Chronique CD : Diego Imbert & Alain Jean-Marie : “Interplay : The Music Of Bill Evans”
1 déc. 2020
Diego Imbert & Alain Jean-Marie
“Interplay : The Music Of Bill Evans”
1 CD Trebim Music/L’Autre Distribution
CHOC
Nouveauté. “Interplay”, c'est-à-dire l’interaction, tel est le maître-mot qui définit le mieux la passionnante rencontre de deux musiciens inventifs et généreux autour d’un répertoire de première classe.

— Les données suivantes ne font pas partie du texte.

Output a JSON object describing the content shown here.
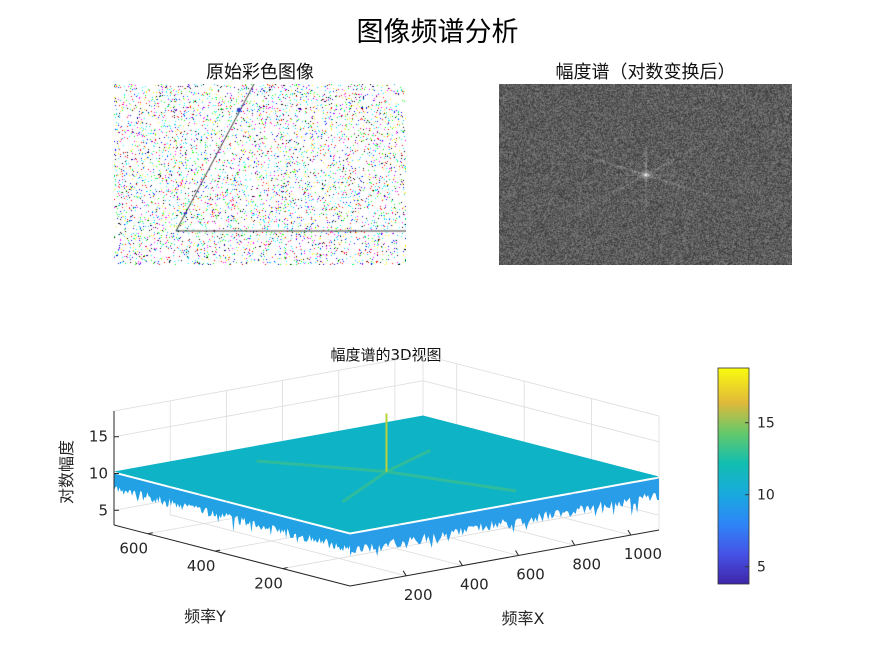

Il y a certains pianistes français que le monde entier nous envie, Martial Solal, bien sûr, mais aussi René Urtreger, ainsi que le discret mais néanmoins phénoménal Alain Jean-Marie ! Sa grande culture des standards, mais aussi du be-bop, du hard-bop, et de la biguine, son sens mélodique, son élégance rythmique et sa science de l’harmonie, avec sa façon particulière de plaquer les accords (l’art du voicing), font de lui un pianiste de tout premier ordre. Lorsqu’Abbey Lincoln venait chanter à Paris, elle n’acceptait le gig qu’à condition que ce soit Alain Jean-Marie qui l’accompagne ! On comprend donc aisément pourquoi le contrebassiste Diego Imbert, à l’origine de ce projet, est venu chercher Alain Jean-Marie et pas un autre, pour interpréter la musique de Bill Evans. Tout d’abord réticent (par timidité et modestie), il a fini par relever ce défi en proposant sa propre lecture de la musique de Bill Evans autour des morceaux les plus célèbres de son répertoire : Nardis, Waltz For Debbie, Blue in Green et de quelques raretés (Show Type Tune, Laurie). La grande singularité de ce disque, c’est de se passer de batteur et de proposer un dialogue avec une synergie constante entre la contrebasse et le piano. L’exercice est particulièrement difficile, c’est toujours sur le fil avec des prises de risques et le goût de l’aventure. Les deux compères s’en sortent à merveille car ils restent avant tout eux-mêmes en n’étant jamais dans l’imitation et en évitant de se référer aux deux albums que Bill Evans enregistra en duo avec le contrebassiste Eddie Gomez.
Lionel Eskenazi.
Alain Jean-Marie (p), Diego Imbert (b). Studio de Joel Fajerman, juin 2020.